Of special interest to proponents of MMT is the fact that the Treasury would finance the program through minting trillion-dollar coins. Rohan told us how this provides a legal workaround to arguments about the debt-ceiling.
The distribution method is also of interest to MMT-ers and it leads to the central topic of the presentation: digital currency. A debit card would be issued to everyone, sent by mail or available for pickup at numerous distribution centers. The debit cards themselves are to be privacy-protected. That issue - privacy - must be at the heart of any plans for cryptocurrency.
The goal in designing the bill was that it be as simple, universal, and accessible as possible, but there’s nothing simple about the reasoning and planning that went into it.
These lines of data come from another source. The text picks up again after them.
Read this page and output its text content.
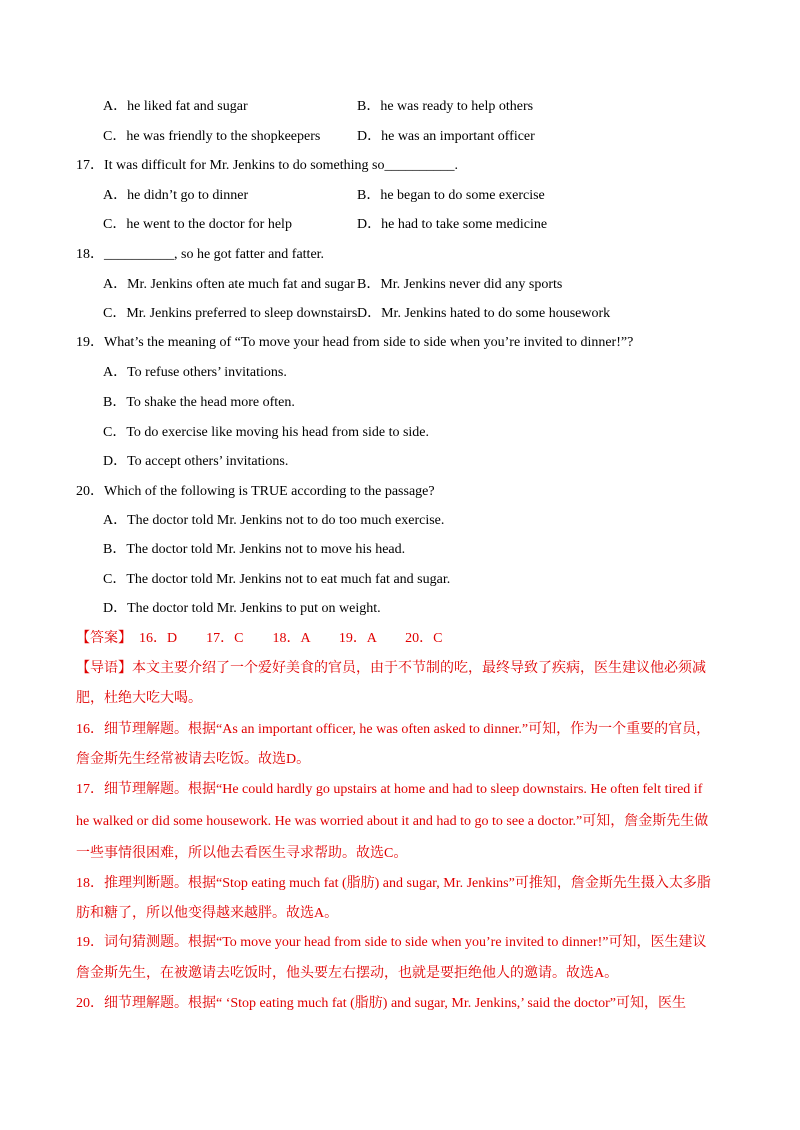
A．he liked fat and sugar	B．he was ready to help others
C．he was friendly to the shopkeepers	D．he was an important officer
17．It was difficult for Mr. Jenkins to do something so__________.
A．he didn’t go to dinner	B．he began to do some exercise
C．he went to the doctor for help	D．he had to take some medicine
18．__________, so he got fatter and fatter.
A．Mr. Jenkins often ate much fat and sugar B．Mr. Jenkins never did any sports
C．Mr. Jenkins preferred to sleep downstairs D．Mr. Jenkins hated to do some housework
19．What’s the meaning of “To move your head from side to side when you’re invited to dinner!”?
A．To refuse others’ invitations.
B．To shake the head more often.
C．To do exercise like moving his head from side to side.
D．To accept others’ invitations.
20．Which of the following is TRUE according to the passage?
A．The doctor told Mr. Jenkins not to do too much exercise.
B．The doctor told Mr. Jenkins not to move his head.
C．The doctor told Mr. Jenkins not to eat much fat and sugar.
D．The doctor told Mr. Jenkins to put on weight.
【答案】 16．D 17．C 18．A 19．A 20．C
【导语】本文主要介绍了一个爱好美食的官员，由于不节制的吃，最终导致了疾病，医生建议他必须减
肥，杜绝大吃大喝。
16．细节理解题。根据“As an important officer, he was often asked to dinner.”可知，作为一个重要的官员，
詹金斯先生经常被请去吃饭。故选D。
17．细节理解题。根据“He could hardly go upstairs at home and had to sleep downstairs. He often felt tired if
he walked or did some housework. He was worried about it and had to go to see a doctor.”可知，詹金斯先生做
一些事情很困难，所以他去看医生寻求帮助。故选C。
18．推理判断题。根据“Stop eating much fat (脂肪) and sugar, Mr. Jenkins”可推知，詹金斯先生摄入太多脂
肪和糖了，所以他变得越来越胖。故选A。
19．词句猜测题。根据“To move your head from side to side when you’re invited to dinner!”可知，医生建议
詹金斯先生，在被邀请去吃饭时，他头要左右摆动，也就是要拒绝他人的邀请。故选A。
20．细节理解题。根据“ ‘Stop eating much fat (脂肪) and sugar, Mr. Jenkins,’ said the doctor”可知，医生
Rohan walks us through the process, showing the logic behind each choice.
Fans of this podcast are familiar with Rohan Grey’s ability to explain complicated issues in a clear and fascinating way, making connections between ideas and facts, contemporary and historical. He refers to ancient Mesopotamian temples and Seinfeld plots to make a point. He is the ideal teacher to guide us through the maze of technical and moral issues we confront when dealing with digital currency.
When asked about the phrase from the title of his book - the battle for the soul of public money - Rohan says that this is the soul of the human race. It’s the soul of democracy. We put our hopes and dreams, our personalities, and our experiences into our computers every time we use Google or Facebook. More to the point here, every time we use Venmo or Paypal. The net that holds those souls either respects our freedom and privacy or it doesn't. It’s either a tool of emancipation that connects us as equals or it’s a tool of control and subjugation. Do we entrust it to private corporations?
In the battle for the soul of public money, “it's hard enough to learn about money -- and about law. Now we're adding technology. Those three worlds are converging at a rapid pace. The fight we’re facing is for a just money system, and when we get that money, it isn't a snitch, isn't a traitor.”
In discovering why we need to struggle for the soul of public money, this episode takes us straight to the heart of the matter.
Rohan Grey is the founder and president of the Modern Money Network, a research scholar at the Global Institute for Sustainable Prosperity, and a J.S.D. candidate at Cornell Law School, where his research focuses on the law of money in the internet society.